Four Characteristic properties of Reactive Systems are:




  • Responsive: Be responsive to interactions with its users in a reasonable time


  • Resilient: a reactive system must stay responsive in the case of any system crash, timeout or any kind of errors. Resilience is achieved by replication, containment, isolation and delegation.


  • Elastic: a reactive system must stay responsive under various loads. As a result, it must scale up and down, and be able to handle the load with minimal resources.


  • Message driven: components from a reactive system interacts using asynchronous message passing. Be able to send, receive, and route messages in varying network conditions



How do you create Reactive applications?

Answer is Reactive Extensions (ReactiveX) (An API for asynchronous programming with observable streams)

It is an implementation of the reactive programming principles to “compose asynchronous and event-based programs by using observable sequence”. With RX, your code creates and subscribes to data streams named Observables.

ReactiveX is a combination of Observer pattern, the Iterator pattern, and functional programming


Let’s understand these points in little more detail,

Observable: Observable are nothing but the data streams. Observable packs the data that can be passed around from one thread to another thread. They basically emit the data periodically or only once in their life cycle based on their configurations. There are various operators that can help observer to emit some specific data based on certain events, you can think observers as suppliers. They process and supply the data to other components.

Observers: Observers consumes the data stream emitted by the observable. Observers subscribe to the observable using subscribeOn() method to receive the data emitted by the observable. Whenever the observable emits the data all the registered observer receives the data in onNext() callback. Here they can perform various operations like parsing the JSON response or updating the UI. If there is an error thrown from observable, the observer will receive it in onError().

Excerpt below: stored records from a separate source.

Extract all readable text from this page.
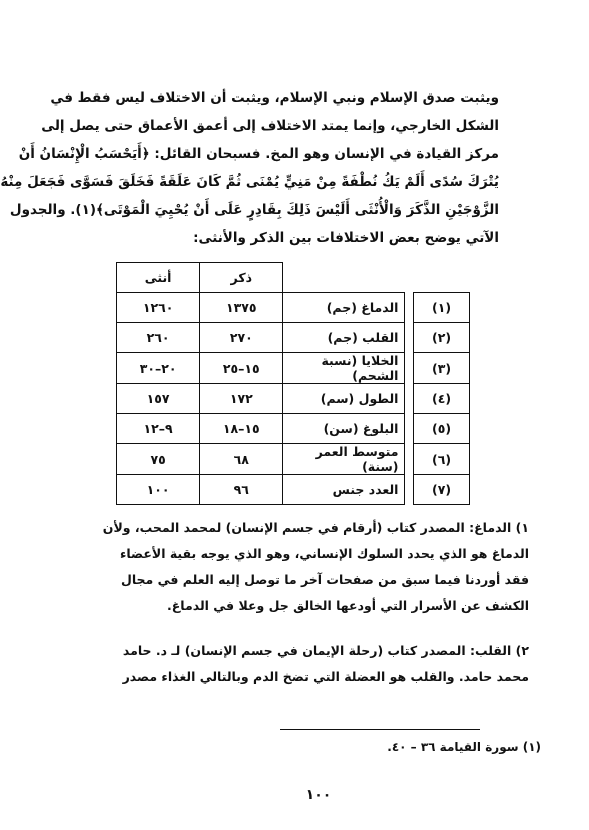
ويثبت صدق الإسلام ونبي الإسلام، ويثبت أن الاختلاف ليس فقط في
الشكل الخارجي، وإنما يمتد الاختلاف إلى أعمق الأعماق حتى يصل إلى
مركز القيادة في الإنسان وهو المخ. فسبحان القائل: ﴿أَيَحْسَبُ الْإِنْسَانُ أَنْ
يُتْرَكَ سُدًى أَلَمْ يَكُ نُطْفَةً مِنْ مَنِيٍّ يُمْنَى ثُمَّ كَانَ عَلَقَةً فَخَلَقَ فَسَوَّى فَجَعَلَ مِنْهُ
الزَّوْجَيْنِ الذَّكَرَ وَالْأُنْثَى أَلَيْسَ ذَلِكَ بِقَادِرٍ عَلَى أَنْ يُحْيِيَ الْمَوْتَى﴾(١). والجدول
الآتي يوضح بعض الاختلافات بين الذكر والأنثى:
			ذكر	أنثى
(١)		الدماغ (جم)	١٣٧٥	١٢٦٠
(٢)		القلب (جم)	٢٧٠	٢٦٠
(٣)		الخلايا (نسبة الشحم)	١٥–٢٥	٢٠–٣٠
(٤)		الطول (سم)	١٧٢	١٥٧
(٥)		البلوغ (سن)	١٥–١٨	٩–١٢
(٦)		متوسط العمر (سنة)	٦٨	٧٥
(٧)		العدد جنس	٩٦	١٠٠
١) الدماغ: المصدر كتاب (أرقام في جسم الإنسان) لمحمد المحب، ولأن
الدماغ هو الذي يحدد السلوك الإنساني، وهو الذي يوجه بقية الأعضاء
فقد أوردنا فيما سبق من صفحات آخر ما توصل إليه العلم في مجال
الكشف عن الأسرار التي أودعها الخالق جل وعلا في الدماغ.
٢) القلب: المصدر كتاب (رحلة الإيمان في جسم الإنسان) لـ د. حامد
محمد حامد. والقلب هو العضلة التي تضخ الدم وبالتالي الغذاء مصدر
(١) سورة القيامة ٣٦ – ٤٠.
١٠٠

Schedulers: Remember that Rx is for asynchronous programming and we need a thread management. This is where schedules come into the picture. Schedulers are the component in Rx that tells observable and observers, on which thread they should run. You can use observeOn() method to tell observers, on which thread you should observe. Also, you can use scheduleOn() to tell the observable, on which thread you should run. There are main default threads are provided in RxJava like Schedulers.newThread() will create new background that. will execute the code on IO thread.

RX provides toolbox to implement Reactive Programming concepts by combining the observer and iterator patterns and functional idioms. It provides multiple functions to combine, merge, filter, transform and create the data streams. 

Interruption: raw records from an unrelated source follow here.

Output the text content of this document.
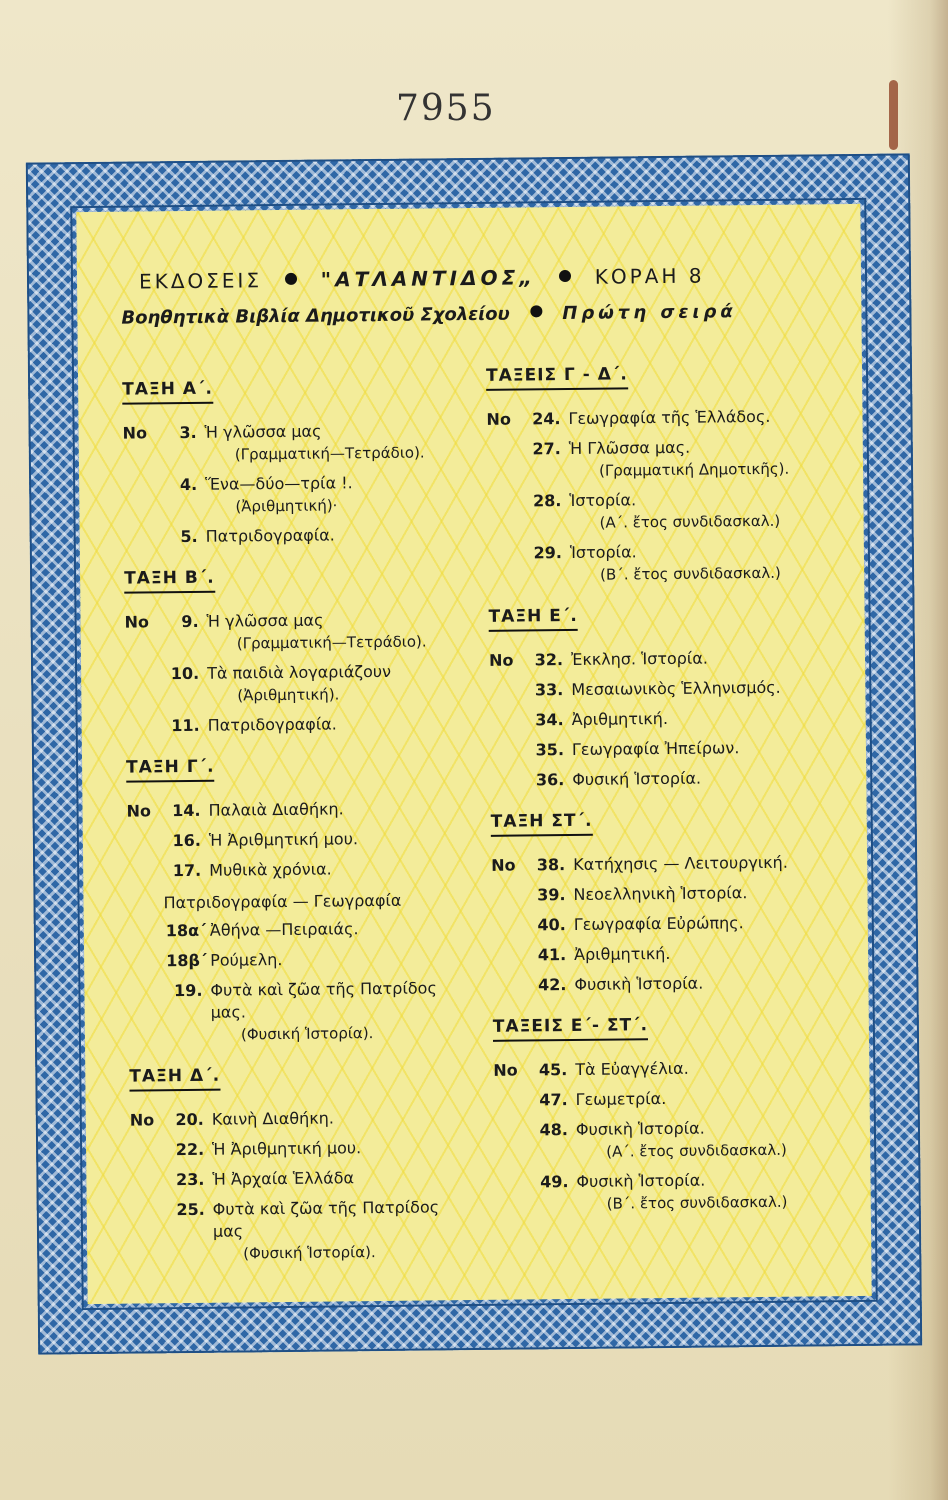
7955
ΕΚΔΟΣΕΙΣ	"ΑΤΛΑΝΤΙΔΟΣ„	ΚΟΡΑΗ 8
Βοηθητικὰ Βιβλία Δημοτικοῦ Σχολείου	Πρώτη σειρά
ΤΑΞΗ Α΄.
Νο	3. Ἡ γλῶσσα μας
(Γραμματική—Τετράδιο).
4. Ἕνα—δύο—τρία !.
(Ἀριθμητική)·
5. Πατριδογραφία.
ΤΑΞΗ Β΄.
Νο	9. Ἡ γλῶσσα μας
(Γραμματική—Τετράδιο).
10. Τὰ παιδιὰ λογαριάζουν
(Ἀριθμητική).
11. Πατριδογραφία.
ΤΑΞΗ Γ΄.
Νο	14. Παλαιὰ Διαθήκη.
16. Ἡ Ἀριθμητική μου.
17. Μυθικὰ χρόνια.
Πατριδογραφία — Γεωγραφία
18α΄ Ἀθήνα —Πειραιάς.
18β΄ Ρούμελη.
19. Φυτὰ καὶ ζῶα τῆς Πατρίδος μας.
(Φυσική Ἱστορία).
ΤΑΞΗ Δ΄.
Νο	20. Καινὴ Διαθήκη.
22. Ἡ Ἀριθμητική μου.
23. Ἡ Ἀρχαία Ἑλλάδα
25. Φυτὰ καὶ ζῶα τῆς Πατρίδος μας
(Φυσική Ἱστορία).
ΤΑΞΕΙΣ Γ - Δ΄.
Νο	24. Γεωγραφία τῆς Ἑλλάδος.
27. Ἡ Γλῶσσα μας.
(Γραμματική Δημοτικῆς).
28. Ἱστορία.
(Α΄. ἔτος συνδιδασκαλ.)
29. Ἱστορία.
(Β΄. ἔτος συνδιδασκαλ.)
ΤΑΞΗ Ε΄.
Νο	32. Ἐκκλησ. Ἱστορία.
33. Μεσαιωνικὸς Ἑλληνισμός.
34. Ἀριθμητική.
35. Γεωγραφία Ἠπείρων.
36. Φυσική Ἱστορία.
ΤΑΞΗ ΣΤ΄.
Νο	38. Κατήχησις — Λειτουργική.
39. Νεοελληνικὴ Ἱστορία.
40. Γεωγραφία Εὐρώπης.
41. Ἀριθμητική.
42. Φυσικὴ Ἱστορία.
ΤΑΞΕΙΣ Ε΄- ΣΤ΄.
Νο	45. Τὰ Εὐαγγέλια.
47. Γεωμετρία.
48. Φυσικὴ Ἱστορία.
(Α΄. ἔτος συνδιδασκαλ.)
49. Φυσικὴ Ἱστορία.
(Β΄. ἔτος συνδιδασκαλ.)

Reactive Programming has got quite adoption now and there are several frameworks, libraries, tools are in race to achieve Reactive Manifesto.


Flavors of Rx:

Rx.NET: The Reactive Extensions for .NET is a library for composing asynchronous and event-based programs using observable sequences and LINQ-style query operators.

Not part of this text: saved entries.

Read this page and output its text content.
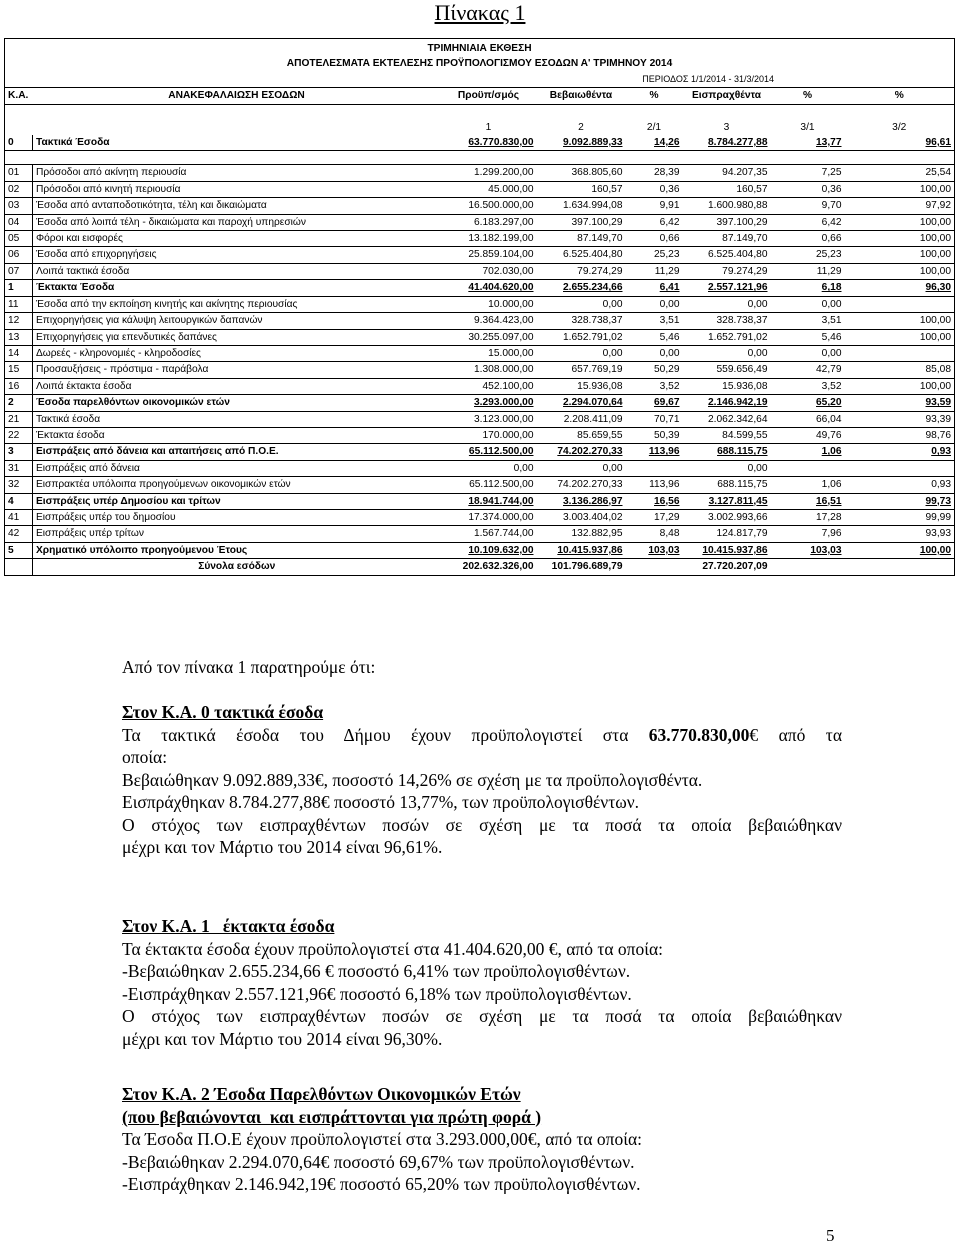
Πίνακας 1
ΤΡΙΜΗΝΙΑΙΑ ΕΚΘΕΣΗ							
ΑΠΟΤΕΛΕΣΜΑΤΑ ΕΚΤΕΛΕΣΗΣ ΠΡΟΫΠΟΛΟΓΙΣΜΟΥ ΕΣΟΔΩΝ Α' ΤΡΙΜΗΝΟΥ 2014							
ΠΕΡΙΟΔΟΣ 1/1/2014 - 31/3/2014							
Κ.Α.	ΑΝΑΚΕΦΑΛΑΙΩΣΗ ΕΣΟΔΩΝ	Προϋπ/σμός	Βεβαιωθέντα	%	Εισπραχθέντα	%	%

		1	2	2/1	3	3/1	3/2
0	Τακτικά Έσοδα	63.770.830,00	9.092.889,33	14,26	8.784.277,88	13,77	96,61

01	Πρόσοδοι από ακίνητη περιουσία	1.299.200,00	368.805,60	28,39	94.207,35	7,25	25,54
02	Πρόσοδοι από κινητή περιουσία	45.000,00	160,57	0,36	160,57	0,36	100,00
03	Έσοδα από ανταποδοτικότητα, τέλη και δικαιώματα	16.500.000,00	1.634.994,08	9,91	1.600.980,88	9,70	97,92
04	Έσοδα από λοιπά τέλη - δικαιώματα και παροχή υπηρεσιών	6.183.297,00	397.100,29	6,42	397.100,29	6,42	100,00
05	Φόροι και εισφορές	13.182.199,00	87.149,70	0,66	87.149,70	0,66	100,00
06	Έσοδα από επιχορηγήσεις	25.859.104,00	6.525.404,80	25,23	6.525.404,80	25,23	100,00
07	Λοιπά τακτικά έσοδα	702.030,00	79.274,29	11,29	79.274,29	11,29	100,00
1	Έκτακτα Έσοδα	41.404.620,00	2.655.234,66	6,41	2.557.121,96	6,18	96,30
11	Έσοδα από την εκποίηση κινητής και ακίνητης περιουσίας	10.000,00	0,00	0,00	0,00	0,00	
12	Επιχορηγήσεις για κάλυψη λειτουργικών δαπανών	9.364.423,00	328.738,37	3,51	328.738,37	3,51	100,00
13	Επιχορηγήσεις για επενδυτικές δαπάνες	30.255.097,00	1.652.791,02	5,46	1.652.791,02	5,46	100,00
14	Δωρεές - κληρονομιές - κληροδοσίες	15.000,00	0,00	0,00	0,00	0,00	
15	Προσαυξήσεις - πρόστιμα - παράβολα	1.308.000,00	657.769,19	50,29	559.656,49	42,79	85,08
16	Λοιπά έκτακτα έσοδα	452.100,00	15.936,08	3,52	15.936,08	3,52	100,00
2	Έσοδα παρελθόντων οικονομικών ετών	3.293.000,00	2.294.070,64	69,67	2.146.942,19	65,20	93,59
21	Τακτικά έσοδα	3.123.000,00	2.208.411,09	70,71	2.062.342,64	66,04	93,39
22	Έκτακτα έσοδα	170.000,00	85.659,55	50,39	84.599,55	49,76	98,76
3	Εισπράξεις από δάνεια και απαιτήσεις από Π.Ο.Ε.	65.112.500,00	74.202.270,33	113,96	688.115,75	1,06	0,93
31	Εισπράξεις από δάνεια	0,00	0,00		0,00		
32	Εισπρακτέα υπόλοιπα προηγούμενων οικονομικών ετών	65.112.500,00	74.202.270,33	113,96	688.115,75	1,06	0,93
4	Εισπράξεις υπέρ Δημοσίου και τρίτων	18.941.744,00	3.136.286,97	16,56	3.127.811,45	16,51	99,73
41	Εισπράξεις υπέρ του δημοσίου	17.374.000,00	3.003.404,02	17,29	3.002.993,66	17,28	99,99
42	Εισπράξεις υπέρ τρίτων	1.567.744,00	132.882,95	8,48	124.817,79	7,96	93,93
5	Χρηματικό υπόλοιπο προηγούμενου Έτους	10.109.632,00	10.415.937,86	103,03	10.415.937,86	103,03	100,00
	Σύνολα εσόδων	202.632.326,00	101.796.689,79		27.720.207,09		

Από τον πίνακα 1 παρατηρούμε ότι:

Στον Κ.Α. 0 τακτικά έσοδα

Τα τακτικά έσοδα του Δήμου έχουν προϋπολογιστεί στα 63.770.830,00€ από τα

οποία:

Βεβαιώθηκαν 9.092.889,33€, ποσοστό 14,26% σε σχέση με τα προϋπολογισθέντα.

Εισπράχθηκαν 8.784.277,88€ ποσοστό 13,77%, των προϋπολογισθέντων.

Ο στόχος των εισπραχθέντων ποσών σε σχέση με τα ποσά τα οποία βεβαιώθηκαν

μέχρι και τον Μάρτιο του 2014 είναι 96,61%.

Στον Κ.Α. 1   έκτακτα έσοδα

Τα έκτακτα έσοδα έχουν προϋπολογιστεί στα 41.404.620,00 €, από τα οποία:

-Βεβαιώθηκαν 2.655.234,66 € ποσοστό 6,41% των προϋπολογισθέντων.

-Εισπράχθηκαν 2.557.121,96€ ποσοστό 6,18% των προϋπολογισθέντων.

Ο στόχος των εισπραχθέντων ποσών σε σχέση με τα ποσά τα οποία βεβαιώθηκαν

μέχρι και τον Μάρτιο του 2014 είναι 96,30%.

Στον Κ.Α. 2 Έσοδα Παρελθόντων Οικονομικών Ετών

(που βεβαιώνονται  και εισπράττονται για πρώτη φορά )

Τα Έσοδα Π.Ο.Ε έχουν προϋπολογιστεί στα 3.293.000,00€, από τα οποία:

-Βεβαιώθηκαν 2.294.070,64€ ποσοστό 69,67% των προϋπολογισθέντων.

-Εισπράχθηκαν 2.146.942,19€ ποσοστό 65,20% των προϋπολογισθέντων.

5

RxJS : The Reactive Extensions for JavaScript (RxJS) is a library for composing asynchronous and event-based programs using observable sequences and LINQ-style query operators in JavaScript which can target both the browser and Node.js.

RxJava: Reactive Extensions for the JVM – a library for composing asynchronous and event-based programs using observable sequences for the Java VM.

RxScala: Reactive Extensions for Scala – a library for composing asynchronous and event-based programs using observable sequences

RxCpp: The Reactive Extensions for Native (RxCpp) is a library for composing asynchronous and event-based programs using observable sequences and LINQ-style query operators in both C and C++.

Rx.rb: A prototype implementation of Reactive Extensions for Ruby (Rx.rb).

RxPy: The Reactive Extensions for Python 3 (Rx.Py) is a set of libraries to compose asynchronous and event-based programs using observable collections and LINQ-style query operators in Python 3.


Though Reactive Programming is relatively new, as applications are becoming more complex day by day with different target devices working with asynchronous calls is more common and hence Reactive Programming is required in Real world projects.